The Room 40 codebreakers intercepted the message as it briefly passed over British territory. The Germans were often forced to use cables belonging to neutral countries after their own Atlantic cables were cut earlier in the war.

Once the Zimmermann telegram was decoded, the British knew they were on to something big—but the question facing them was what should they do with it?

 

An Assassination in Sarajevo Plunges Europe into War

World War I had begun nearly three years earlier when Archduke Franz Ferdinand—the heir to the Austro-Hungarian throne—and his wife, Sophie, were assassinated on June 28, 1914, while making a goodwill visit to Sarajevo, Bosnia.

Because anti-government feelings ran strong in this territory, which had been annexed by Austria-Hungary, the archduke was warned against going. Franz Ferdinand, however, insisted on making the trip, arguing that this would also give him the opportunity to inspect military maneuvers taking place just outside of Sarajevo.

The assassination was carried out by 19-year-old Gavrilo Princip, who was acting on behalf of the Black Hand Society, a nationalistic group advocating the liberation of all Serbs under Austro-Hungarian rule.

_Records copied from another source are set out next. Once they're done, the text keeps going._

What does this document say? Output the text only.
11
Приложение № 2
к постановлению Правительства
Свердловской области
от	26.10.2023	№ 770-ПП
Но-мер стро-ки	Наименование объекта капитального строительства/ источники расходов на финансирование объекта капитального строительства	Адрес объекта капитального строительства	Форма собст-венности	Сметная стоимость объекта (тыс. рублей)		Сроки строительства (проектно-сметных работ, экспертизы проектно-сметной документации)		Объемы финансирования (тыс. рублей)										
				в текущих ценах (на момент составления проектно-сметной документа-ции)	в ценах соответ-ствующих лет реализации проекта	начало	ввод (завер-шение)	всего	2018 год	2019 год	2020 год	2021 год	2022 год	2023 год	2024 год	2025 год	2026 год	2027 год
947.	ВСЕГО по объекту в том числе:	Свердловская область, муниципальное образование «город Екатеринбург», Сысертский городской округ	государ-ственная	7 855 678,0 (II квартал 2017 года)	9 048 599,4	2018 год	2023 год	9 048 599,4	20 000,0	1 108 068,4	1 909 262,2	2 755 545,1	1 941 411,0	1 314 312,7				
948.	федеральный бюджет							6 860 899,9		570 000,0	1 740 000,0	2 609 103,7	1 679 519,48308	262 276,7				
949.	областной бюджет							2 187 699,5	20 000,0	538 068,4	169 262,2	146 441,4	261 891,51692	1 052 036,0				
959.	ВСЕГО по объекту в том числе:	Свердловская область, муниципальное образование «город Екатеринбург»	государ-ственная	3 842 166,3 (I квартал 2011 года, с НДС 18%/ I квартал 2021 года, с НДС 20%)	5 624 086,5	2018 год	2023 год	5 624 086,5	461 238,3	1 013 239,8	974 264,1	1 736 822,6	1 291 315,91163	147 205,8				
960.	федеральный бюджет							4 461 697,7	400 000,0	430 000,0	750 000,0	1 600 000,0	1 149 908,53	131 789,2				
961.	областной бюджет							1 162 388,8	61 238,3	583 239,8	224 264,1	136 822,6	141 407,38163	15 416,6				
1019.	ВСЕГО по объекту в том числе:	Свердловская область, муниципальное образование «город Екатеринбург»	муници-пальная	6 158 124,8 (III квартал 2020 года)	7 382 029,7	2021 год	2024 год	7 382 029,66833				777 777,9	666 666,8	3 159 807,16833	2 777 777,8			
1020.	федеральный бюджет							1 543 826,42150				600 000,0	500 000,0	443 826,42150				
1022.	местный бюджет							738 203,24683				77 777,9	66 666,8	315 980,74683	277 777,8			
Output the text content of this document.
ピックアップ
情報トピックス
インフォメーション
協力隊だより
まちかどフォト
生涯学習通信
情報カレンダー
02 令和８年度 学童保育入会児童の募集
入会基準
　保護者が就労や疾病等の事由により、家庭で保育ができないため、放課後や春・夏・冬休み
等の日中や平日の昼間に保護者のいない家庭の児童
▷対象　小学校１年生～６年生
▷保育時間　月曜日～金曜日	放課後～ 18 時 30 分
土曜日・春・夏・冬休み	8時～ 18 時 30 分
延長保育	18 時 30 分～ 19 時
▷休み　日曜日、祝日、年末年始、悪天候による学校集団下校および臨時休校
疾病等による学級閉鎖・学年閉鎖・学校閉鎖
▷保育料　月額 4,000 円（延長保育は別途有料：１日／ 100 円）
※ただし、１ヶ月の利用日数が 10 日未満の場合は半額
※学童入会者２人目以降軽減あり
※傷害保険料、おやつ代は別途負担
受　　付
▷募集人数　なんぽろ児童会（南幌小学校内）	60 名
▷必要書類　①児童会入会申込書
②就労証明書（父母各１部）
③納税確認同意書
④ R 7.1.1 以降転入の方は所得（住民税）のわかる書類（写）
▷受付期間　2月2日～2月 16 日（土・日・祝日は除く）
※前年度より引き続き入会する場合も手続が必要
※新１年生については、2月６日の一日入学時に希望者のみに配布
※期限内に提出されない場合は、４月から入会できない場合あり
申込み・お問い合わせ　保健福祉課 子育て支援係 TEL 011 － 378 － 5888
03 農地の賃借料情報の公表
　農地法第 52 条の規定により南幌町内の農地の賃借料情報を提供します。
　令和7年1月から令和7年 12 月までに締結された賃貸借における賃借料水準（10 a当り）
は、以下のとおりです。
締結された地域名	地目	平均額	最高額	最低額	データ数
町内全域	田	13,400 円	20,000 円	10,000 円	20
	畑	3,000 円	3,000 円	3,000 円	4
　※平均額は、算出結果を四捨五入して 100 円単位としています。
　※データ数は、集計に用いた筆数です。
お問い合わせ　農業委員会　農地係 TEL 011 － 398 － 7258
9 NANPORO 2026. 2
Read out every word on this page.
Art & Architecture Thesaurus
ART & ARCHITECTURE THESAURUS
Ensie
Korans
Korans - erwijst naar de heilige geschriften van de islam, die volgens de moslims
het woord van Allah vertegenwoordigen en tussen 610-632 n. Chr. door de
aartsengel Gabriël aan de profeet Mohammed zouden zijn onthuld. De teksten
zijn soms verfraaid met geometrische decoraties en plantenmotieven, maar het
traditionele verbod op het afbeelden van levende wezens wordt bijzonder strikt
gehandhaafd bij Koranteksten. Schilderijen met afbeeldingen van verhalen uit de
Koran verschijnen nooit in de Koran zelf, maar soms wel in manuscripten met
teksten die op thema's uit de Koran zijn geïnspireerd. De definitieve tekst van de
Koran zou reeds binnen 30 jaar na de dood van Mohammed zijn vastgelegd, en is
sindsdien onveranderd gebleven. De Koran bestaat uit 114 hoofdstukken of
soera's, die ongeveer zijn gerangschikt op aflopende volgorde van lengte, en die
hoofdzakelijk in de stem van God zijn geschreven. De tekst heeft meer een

Believing that Serbia itself was behind the archduke’s murder, Austria-Hungary issued a set of demands so severe that Austro-Hungarian leaders were convinced the Serbs would refuse to honor them, thus giving them a reason to declare war on Serbia.

To everyone’s surprise, Serbia accepted the bulk of the demands but drew the line when it came to allowing Austria-Hungary to conduct its own investigation into the archduke’s murder. With Germany’s encouragement, Austria-Hungary then declared war on Serbia. Soon the world powers, through various treaties of their own, began aligning themselves on either side.

From the war’s outset, however, President Woodrow Wilson was determined to keep the United States out of the war and to remain neutral. This, however, became increasingly difficult to do, as more and more citizens and political leaders called on America to enter the war on the side of the allies.

 

Germany Sends Spies, Saboteurs; British Seek U.S. Entry into War

Despite U.S. claims of neutrality, the Germans were very much aware that American munitions depots were supplying ammunition to the British, and several German spies and saboteurs—many of them U.S. citizens who still maintained their allegiance to Germany—were known to be in the states to try to halt shipments from leaving the country.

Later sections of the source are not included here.